Reputation: 1
Good morning,
A bit of background for you: We are currently putting together a POC to use Apache Kafka as a messaging queue for inbound log data for post processing by Elastic Logstash. Currently I have 3 broker nodes configured to point to a single zookeeper node. I have a default replication factor of 3 and minumum ISR of 2 to account for a single node failure(or availability zone in this case). When creating a topic I set a partition count of 10 and replication factor of 3 - Kafka duly goes and creates the topic - happy days! However, because I use SSL on my inbound interface(because it will be internet facing) I need to secure the topics to be writable by a a certain principal as follows:
/opt/kafka-dq/bin/kafka-acls.sh --authorizer-properties zookeeper.connect=zookeeper-001:2181 --add --allow-principal User:USER01 --producer --topic 'USER01_openvpn'
When this happens the ISR drops to a single node, and as I have a minimum ISR of 2 the partitions are taken offline which causes filebeat(client end) to start throwing the following errors:
kafka/client.go:242 Kafka publish failed with: circuit breaker is open
The following errors are also seen in the kafka server logs
2018-11-16 09:59:12,736] ERROR [Controller id=3] Received error in LeaderAndIsr response LeaderAndIsrResponse(responses={USER01_openvpn-3=CLUSTER_AUTHORIZATION_FAILED, USER01_openvpn-2=CLUSTER_AUTHORIZATION_FAILED...

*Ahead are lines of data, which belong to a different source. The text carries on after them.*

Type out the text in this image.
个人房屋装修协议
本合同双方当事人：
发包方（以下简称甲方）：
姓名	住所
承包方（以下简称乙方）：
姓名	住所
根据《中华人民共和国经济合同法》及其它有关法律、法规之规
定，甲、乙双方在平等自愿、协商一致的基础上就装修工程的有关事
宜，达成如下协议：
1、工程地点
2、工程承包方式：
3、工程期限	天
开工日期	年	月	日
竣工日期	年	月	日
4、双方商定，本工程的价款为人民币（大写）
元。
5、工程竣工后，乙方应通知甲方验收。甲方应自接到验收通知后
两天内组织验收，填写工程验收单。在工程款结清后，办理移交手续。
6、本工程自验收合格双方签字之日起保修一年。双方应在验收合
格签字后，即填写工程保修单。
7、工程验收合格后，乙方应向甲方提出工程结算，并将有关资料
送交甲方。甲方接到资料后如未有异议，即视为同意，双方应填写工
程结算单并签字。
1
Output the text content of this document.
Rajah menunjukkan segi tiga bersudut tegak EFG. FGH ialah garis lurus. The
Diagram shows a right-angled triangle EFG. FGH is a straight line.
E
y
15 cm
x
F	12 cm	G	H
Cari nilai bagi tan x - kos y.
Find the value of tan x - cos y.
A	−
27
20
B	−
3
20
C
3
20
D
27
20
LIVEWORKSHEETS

[2018-11-16 10:09:46,852] ERROR [Controller id=2 epoch=23] Controller 2
epoch 23 failed to change state for partition USER01_openvpn-4 from
OnlinePartition to OnlinePartition (state.change.logger)
kafka.common.StateChangeFailedException: Failed to elect leader for
partition USER01_openvpn-4 under strategy
PreferredReplicaPartitionLeaderElectionStrategy
I have attempted to remedy this by adding an ACL for the ANONYMOUS user to all topics but this actually caused the cluster to break further. For further clarity, whilst I have SSL enabled on the inbound interface my cluster inter-broker comms is plaintext.
The documentation around ACL's for the cluster itself are somewhat "wooly" at best so wondered how best to approach this issue.
Upvotes: 0
Views: 2029
Reputation: 26885
It looks like you are missing an ACL with ClusterAction
on the Cluster
resource for your brokers. This is required to allow them to exchange inter-broker messages.
As your brokers are using plaintext, you probably need to set this ACL on the ANONYMOUS
principal.
If you're using only SSL (without SASL), you want to make sure you do SSL authentication, otherwise anybody could connect to your cluster and would get ClusterAction
permissions allowing them to cause havoc.
Upvotes: 1